More predictably, the editor of the Independent on Sunday, John Mullin, and the managing editor of the News of the World, Stuart Kuttner, argued the defence against Davies on Radio 4’s Today programme, choosing the more well-worn line of British journalism being the best in the world. Visit our website https://escortasiagirls.com/ we have a lot of interesting things!

Roy Greenslade wrote that it was ‘heartening’ that Davies work was being taken seriously.
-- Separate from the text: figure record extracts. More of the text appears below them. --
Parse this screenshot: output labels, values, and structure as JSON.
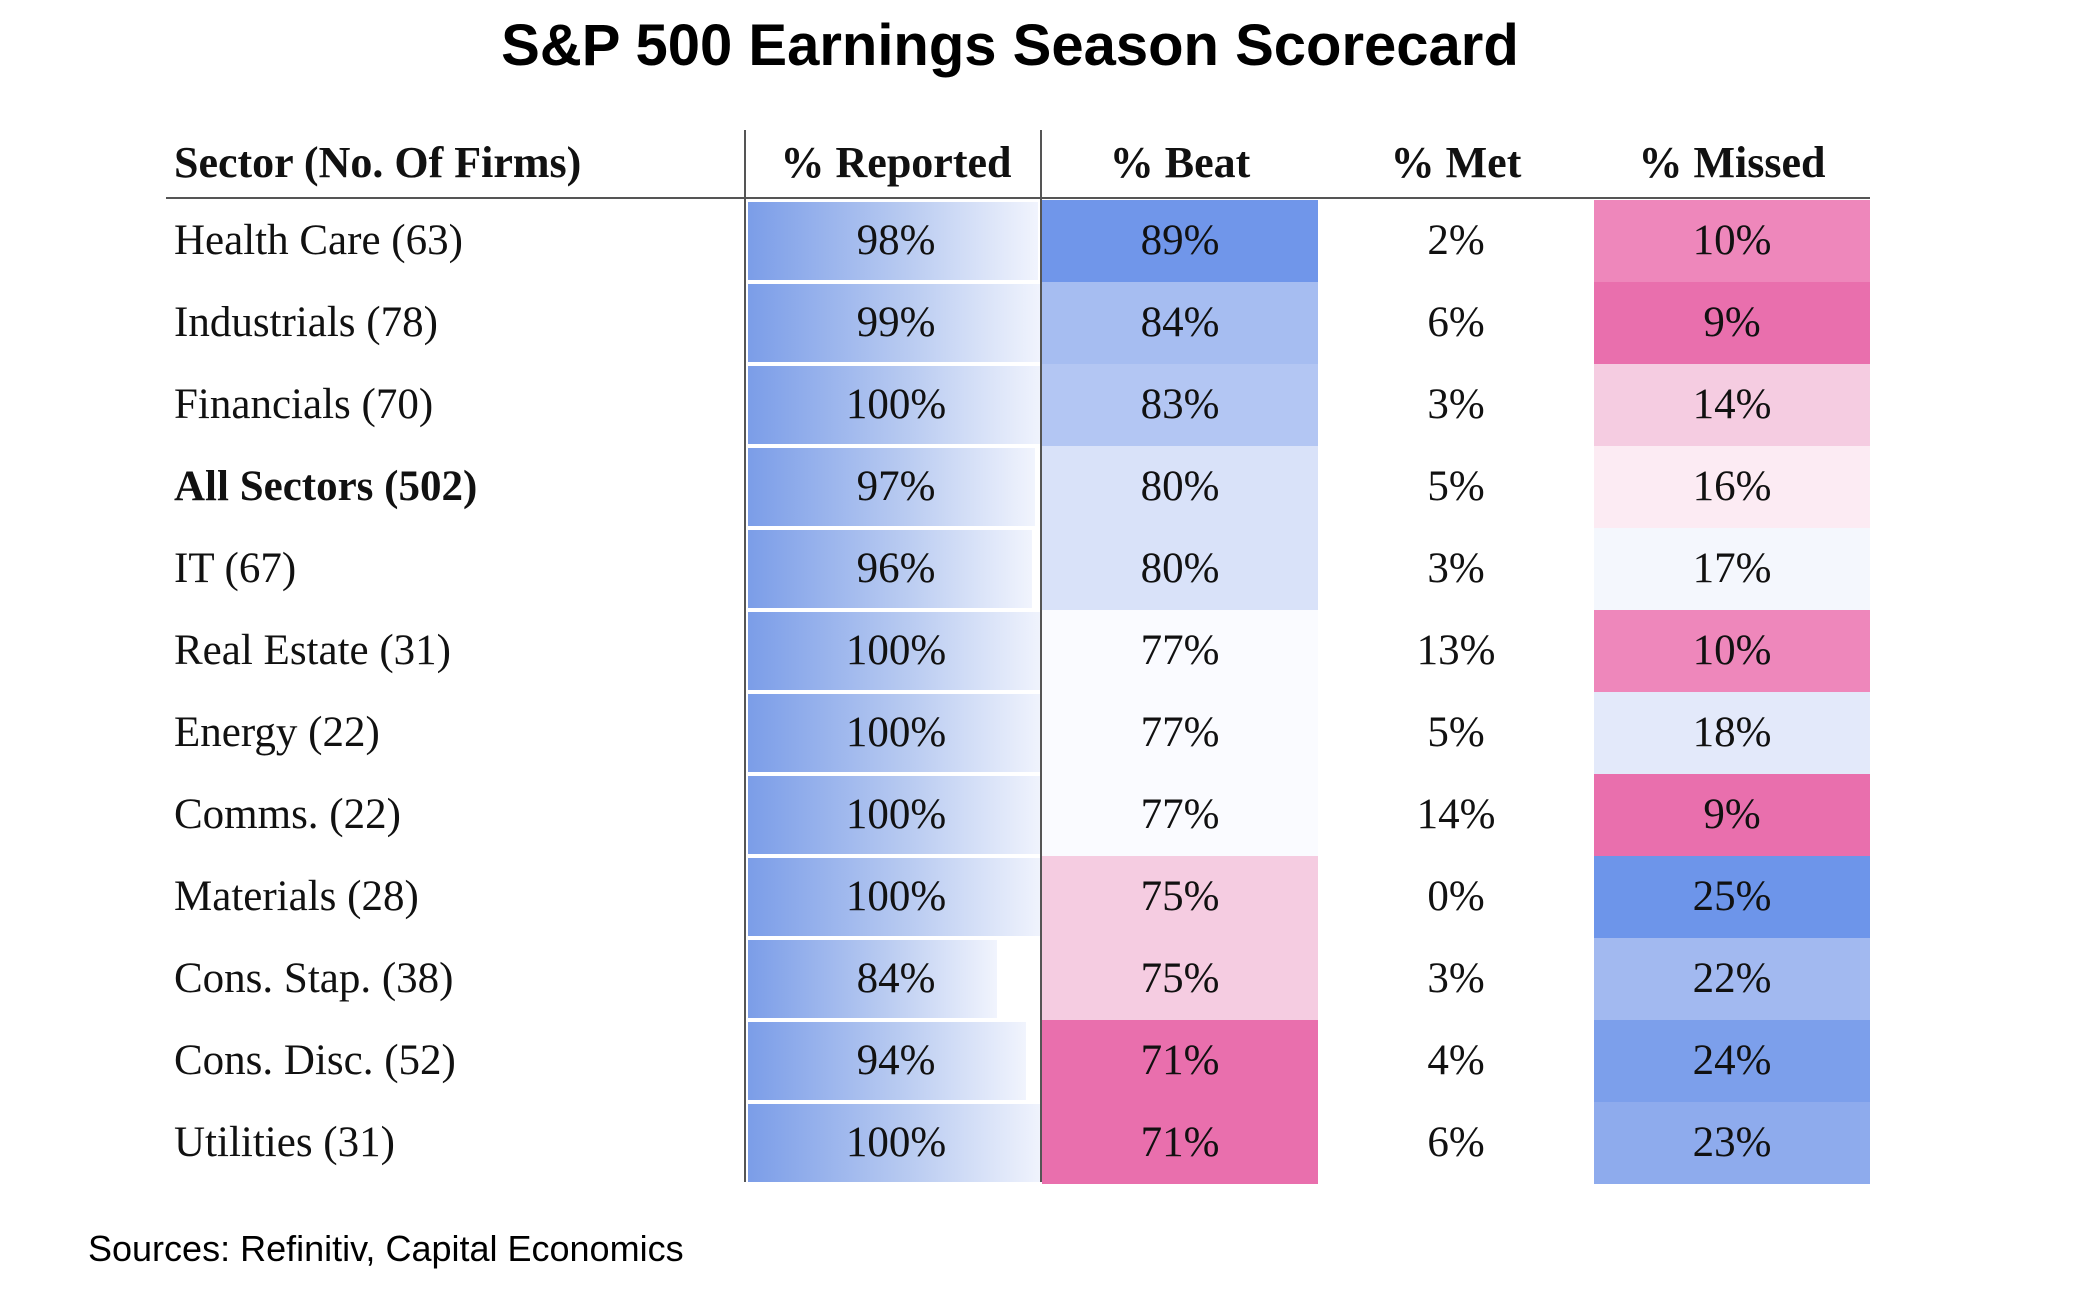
{
  "title": "S&P 500 Earnings Season Scorecard",
  "source": "Sources: Refinitiv, Capital Economics",
  "columns": [
    "Sector (No. Of Firms)",
    "% Reported",
    "% Beat",
    "% Met",
    "% Missed"
  ],
  "chart_data": {
    "type": "table",
    "title": "S&P 500 Earnings Season Scorecard",
    "columns": [
      "Sector (No. Of Firms)",
      "% Reported",
      "% Beat",
      "% Met",
      "% Missed"
    ],
    "rows": [
      {
        "sector": "Health Care (63)",
        "bold": false,
        "reported": "98%",
        "reported_value": 98,
        "beat": "89%",
        "beat_color": "#7096ea",
        "met": "2%",
        "missed": "10%",
        "missed_color": "#ee87bb"
      },
      {
        "sector": "Industrials (78)",
        "bold": false,
        "reported": "99%",
        "reported_value": 99,
        "beat": "84%",
        "beat_color": "#a6bdf1",
        "met": "6%",
        "missed": "9%",
        "missed_color": "#e96fad"
      },
      {
        "sector": "Financials (70)",
        "bold": false,
        "reported": "100%",
        "reported_value": 100,
        "beat": "83%",
        "beat_color": "#b3c6f3",
        "met": "3%",
        "missed": "14%",
        "missed_color": "#f5cce1"
      },
      {
        "sector": "All Sectors (502)",
        "bold": true,
        "reported": "97%",
        "reported_value": 97,
        "beat": "80%",
        "beat_color": "#d9e2f9",
        "met": "5%",
        "missed": "16%",
        "missed_color": "#fcebf3"
      },
      {
        "sector": "IT (67)",
        "bold": false,
        "reported": "96%",
        "reported_value": 96,
        "beat": "80%",
        "beat_color": "#d9e2f9",
        "met": "3%",
        "missed": "17%",
        "missed_color": "#f4f7fd"
      },
      {
        "sector": "Real Estate (31)",
        "bold": false,
        "reported": "100%",
        "reported_value": 100,
        "beat": "77%",
        "beat_color": "#fafbff",
        "met": "13%",
        "missed": "10%",
        "missed_color": "#ee87bb"
      },
      {
        "sector": "Energy (22)",
        "bold": false,
        "reported": "100%",
        "reported_value": 100,
        "beat": "77%",
        "beat_color": "#fafbff",
        "met": "5%",
        "missed": "18%",
        "missed_color": "#e3e9fa"
      },
      {
        "sector": "Comms. (22)",
        "bold": false,
        "reported": "100%",
        "reported_value": 100,
        "beat": "77%",
        "beat_color": "#fafbff",
        "met": "14%",
        "missed": "9%",
        "missed_color": "#e96fad"
      },
      {
        "sector": "Materials (28)",
        "bold": false,
        "reported": "100%",
        "reported_value": 100,
        "beat": "75%",
        "beat_color": "#f5cce1",
        "met": "0%",
        "missed": "25%",
        "missed_color": "#6d95ea"
      },
      {
        "sector": "Cons. Stap. (38)",
        "bold": false,
        "reported": "84%",
        "reported_value": 84,
        "beat": "75%",
        "beat_color": "#f5cce1",
        "met": "3%",
        "missed": "22%",
        "missed_color": "#a2b9f0"
      },
      {
        "sector": "Cons. Disc. (52)",
        "bold": false,
        "reported": "94%",
        "reported_value": 94,
        "beat": "71%",
        "beat_color": "#e96fad",
        "met": "4%",
        "missed": "24%",
        "missed_color": "#7c9feb"
      },
      {
        "sector": "Utilities (31)",
        "bold": false,
        "reported": "100%",
        "reported_value": 100,
        "beat": "71%",
        "beat_color": "#e96fad",
        "met": "6%",
        "missed": "23%",
        "missed_color": "#8eabed"
      }
    ]
  }
}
Dismissing the Mullin/Kuttner rejection line as ‘not being good enough’, he added that the Davies work was ‘an indictment of journalistic practices that deserves wider debate’.

Kevin Marsh, editor of the BBC College of Journalism, sounds a warning on this last point:

“The trouble is, though, the British newspaper journalist has no history of taking criticism well… or working out what it is that needs to be done to turn a dysfunctional, distrusted press into something that performs a useful public purpose.”